The skill instructs loading three inputs: the TCGA sample sheet TSV, the decompressed expression download directory, and the clinical cart directory. It shows how to instantiate ov.bulk.pyTCGA, run adata_init() to assemble raw counts, FPKM and TPM layers, initialize metadata and survival attributes (noting the API method name survial_init()), and perform gene-level survival analyses. Final steps cover saving the AnnData object and exporting summary tables for sharing.

When to use it

  • Preparing TCGA bulk RNA-seq downloads for omicverse analysis and visualization.
  • Standardizing raw and normalized expression matrices into a single AnnData file.
  • Annotating samples with clinical metadata and survival attributes for downstream modeling.
  • Running gene-level survival plots or full-cohort survival scans before downstream statistics.
  • Recreating a published preprocessing pipeline or sharing processed TCGA datasets.

Best practices

  • Ensure the sample sheet, extracted expression archives, and clinical cart are complete and match by case IDs.
  • Save the initial assembled AnnData after adata_init() to avoid reprocessing large downloads.
  • Verify clinical XML/JSON contain date fields required for survival; otherwise survival will be incomplete.
  • Use consistent file paths when reconstructing the pyTCGA helper; call adata_read() to reload saved .h5ad.
  • Be aware that survial_analysis_all() processes many genes and can be time-consuming; run on a cluster if available.

Example use cases

  • Read a TCGA OV download set, build the AnnData with raw and DESeq-normalised layers, then plot MYC survival curves.
  • Reload a previously saved ov_tcga_raw.h5ad, run metadata and survival initialization, and export ov_tcga_survial_all.h5ad.
  • Run survial_analysis_all() to compute survival statistics across all genes and save summary tables for publication.
  • Troubleshoot ID mismatches between sample_sheet and expression files and re-download specific archives when needed.

FAQ

What inputs do I need to run this workflow?

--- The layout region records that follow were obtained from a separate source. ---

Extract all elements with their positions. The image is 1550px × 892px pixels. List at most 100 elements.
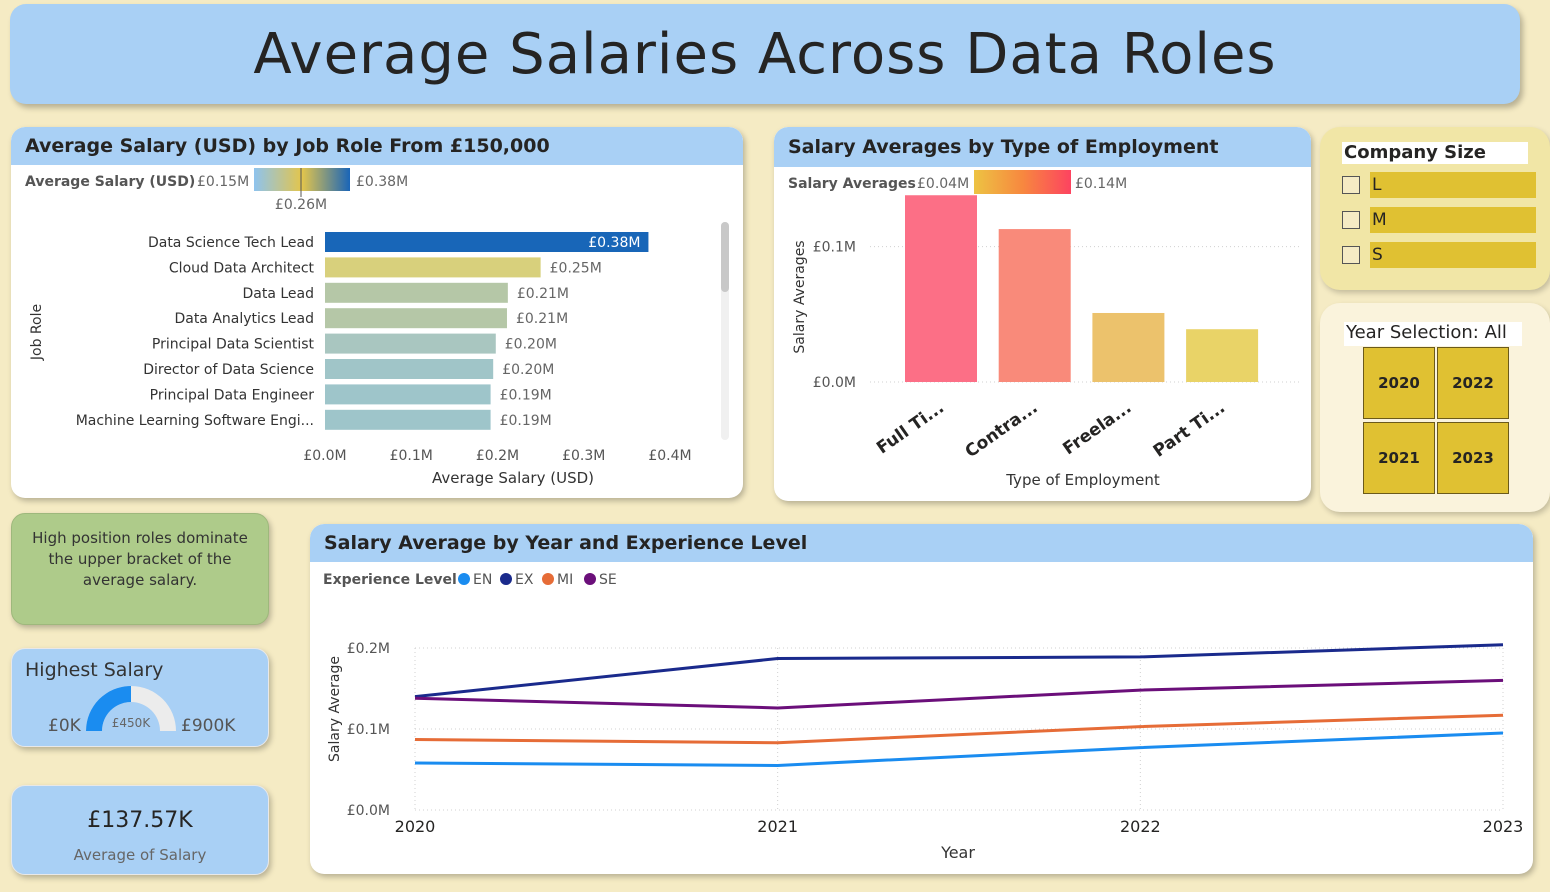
year-button-2023[interactable]: 2023 — [1437, 422, 1509, 494]
jr-bar[interactable] — [325, 232, 649, 252]
company-size-slicer: Company Size L M S — [1320, 127, 1550, 290]
emp-legend-max: £0.14M — [1075, 176, 1127, 192]
exp-series-line-ex[interactable] — [414, 643, 1504, 699]
job-role-chart-title: Average Salary (USD) by Job Role From £1… — [11, 127, 743, 165]
experience-chart-card: Salary Average by Year and Experience Le… — [310, 524, 1533, 874]
gauge-min-label: £0K — [48, 716, 82, 736]
jr-x-tick-label: £0.4M — [648, 448, 691, 464]
jr-category-label: Principal Data Scientist — [152, 337, 315, 353]
exp-y-axis-title: Salary Average — [327, 656, 343, 762]
exp-legend-label: SE — [599, 572, 617, 588]
insight-note: High position roles dominate the upper b… — [11, 513, 269, 625]
jr-scrollbar-thumb[interactable] — [721, 222, 729, 292]
emp-category-label: Part Ti... — [1150, 398, 1229, 462]
jr-data-label: £0.19M — [500, 387, 552, 403]
emp-legend-gradient — [974, 170, 1071, 194]
gauge-fill — [86, 686, 131, 731]
emp-legend-min: £0.04M — [917, 176, 969, 192]
year-button-2021[interactable]: 2021 — [1363, 422, 1435, 494]
employment-chart-title: Salary Averages by Type of Employment — [774, 127, 1311, 167]
emp-y-axis-title: Salary Averages — [792, 240, 808, 353]
jr-x-axis-title: Average Salary (USD) — [432, 469, 594, 487]
jr-x-tick-label: £0.0M — [303, 448, 346, 464]
jr-bar[interactable] — [325, 409, 491, 430]
exp-legend-label: MI — [557, 572, 573, 588]
jr-category-label: Machine Learning Software Engi... — [76, 413, 314, 429]
checkbox[interactable] — [1342, 246, 1360, 264]
jr-x-tick-label: £0.2M — [476, 448, 519, 464]
jr-legend-max: £0.38M — [356, 174, 408, 190]
emp-category-label: Freela... — [1059, 398, 1135, 459]
exp-series-line-en[interactable] — [414, 731, 1504, 767]
year-button-2020[interactable]: 2020 — [1363, 347, 1435, 419]
legend-marker-icon — [500, 573, 512, 585]
year-selection-title: Year Selection: All — [1344, 322, 1522, 346]
emp-bar[interactable] — [905, 195, 977, 382]
jr-bar[interactable] — [325, 257, 541, 278]
page-title: Average Salaries Across Data Roles — [10, 4, 1520, 104]
jr-data-label: £0.19M — [500, 413, 552, 429]
legend-marker-icon — [458, 573, 470, 585]
exp-x-tick-label: 2021 — [757, 817, 798, 836]
exp-series-line-mi[interactable] — [414, 713, 1504, 745]
emp-y-tick-label: £0.0M — [813, 375, 856, 391]
jr-legend-gradient — [254, 168, 350, 191]
exp-legend-label: EN — [473, 572, 492, 588]
year-selection-slicer: Year Selection: All 2020 2022 2021 2023 — [1320, 303, 1550, 512]
exp-x-tick-label: 2020 — [395, 817, 436, 836]
jr-data-label: £0.20M — [505, 337, 557, 353]
emp-category-label: Contra... — [962, 398, 1042, 462]
highest-salary-gauge[interactable]: £0K £450K £900K — [12, 649, 270, 748]
kpi-value: £137.57K — [87, 808, 193, 833]
employment-bar-chart[interactable]: Salary Averages £0.04M £0.14M £0.0M £0.1M… — [774, 127, 1311, 501]
jr-bar[interactable] — [325, 333, 496, 354]
checkbox[interactable] — [1342, 211, 1360, 229]
jr-bar[interactable] — [325, 308, 507, 329]
job-role-bar-chart[interactable]: Average Salary (USD) £0.15M £0.38M £0.26… — [11, 127, 743, 498]
average-salary-kpi: £137.57K Average of Salary — [11, 785, 269, 875]
jr-data-label: £0.21M — [517, 286, 569, 302]
jr-bar[interactable] — [325, 359, 494, 379]
kpi-label: Average of Salary — [73, 846, 207, 864]
jr-bar[interactable] — [325, 384, 491, 405]
exp-x-tick-label: 2023 — [1483, 817, 1524, 836]
exp-legend-title: Experience Level — [323, 572, 457, 588]
jr-category-label: Director of Data Science — [143, 362, 314, 378]
jr-category-label: Data Lead — [242, 286, 314, 302]
option-label: S — [1370, 242, 1536, 268]
exp-y-tick-label: £0.1M — [347, 722, 390, 738]
jr-category-label: Cloud Data Architect — [169, 260, 315, 276]
jr-bar[interactable] — [325, 282, 508, 303]
exp-x-tick-label: 2022 — [1120, 817, 1161, 836]
jr-x-tick-label: £0.1M — [390, 448, 433, 464]
jr-data-label: £0.21M — [516, 311, 568, 327]
employment-chart-card: Salary Averages by Type of Employment Sa… — [774, 127, 1311, 501]
gauge-value-label: £450K — [112, 716, 152, 730]
legend-marker-icon — [542, 573, 554, 585]
emp-bar[interactable] — [998, 229, 1071, 382]
jr-legend-title: Average Salary (USD) — [25, 174, 195, 190]
company-size-option-l[interactable]: L — [1342, 172, 1536, 198]
job-role-chart-card: Average Salary (USD) by Job Role From £1… — [11, 127, 743, 498]
company-size-option-s[interactable]: S — [1342, 242, 1536, 268]
experience-line-chart[interactable]: Experience Level EN EX MI SE £0.0M £0.1M £0.2… — [310, 524, 1533, 874]
emp-bar[interactable] — [1186, 329, 1259, 382]
company-size-title: Company Size — [1342, 142, 1528, 164]
highest-salary-card: Highest Salary £0K £450K £900K — [11, 648, 269, 747]
exp-series-line-se[interactable] — [414, 678, 1504, 710]
exp-y-tick-label: £0.2M — [347, 641, 390, 657]
year-button-2022[interactable]: 2022 — [1437, 347, 1509, 419]
checkbox[interactable] — [1342, 176, 1360, 194]
jr-category-label: Data Analytics Lead — [174, 311, 314, 327]
emp-bar[interactable] — [1092, 312, 1165, 382]
jr-x-tick-label: £0.3M — [562, 448, 605, 464]
company-size-option-m[interactable]: M — [1342, 207, 1536, 233]
jr-data-label: £0.25M — [550, 260, 602, 276]
jr-legend-mid: £0.26M — [275, 197, 327, 213]
jr-y-axis-title: Job Role — [29, 304, 45, 361]
jr-data-label: £0.38M — [588, 235, 640, 251]
insight-note-text: High position roles dominate the upper b… — [32, 529, 248, 589]
exp-legend-label: EX — [515, 572, 534, 588]
jr-category-label: Data Science Tech Lead — [148, 235, 314, 251]
legend-marker-icon — [584, 573, 596, 585]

You need the TCGA sample sheet TSV, the decompressed gdc_download directory with expression archives, and the clinical.cart directory containing clinical XML/JSON files.

Why is the method named survial_init() instead of survival_init()?

The omicverse API uses the intentionally spelled survial_init() method name; call it exactly as written to initialize survival attributes.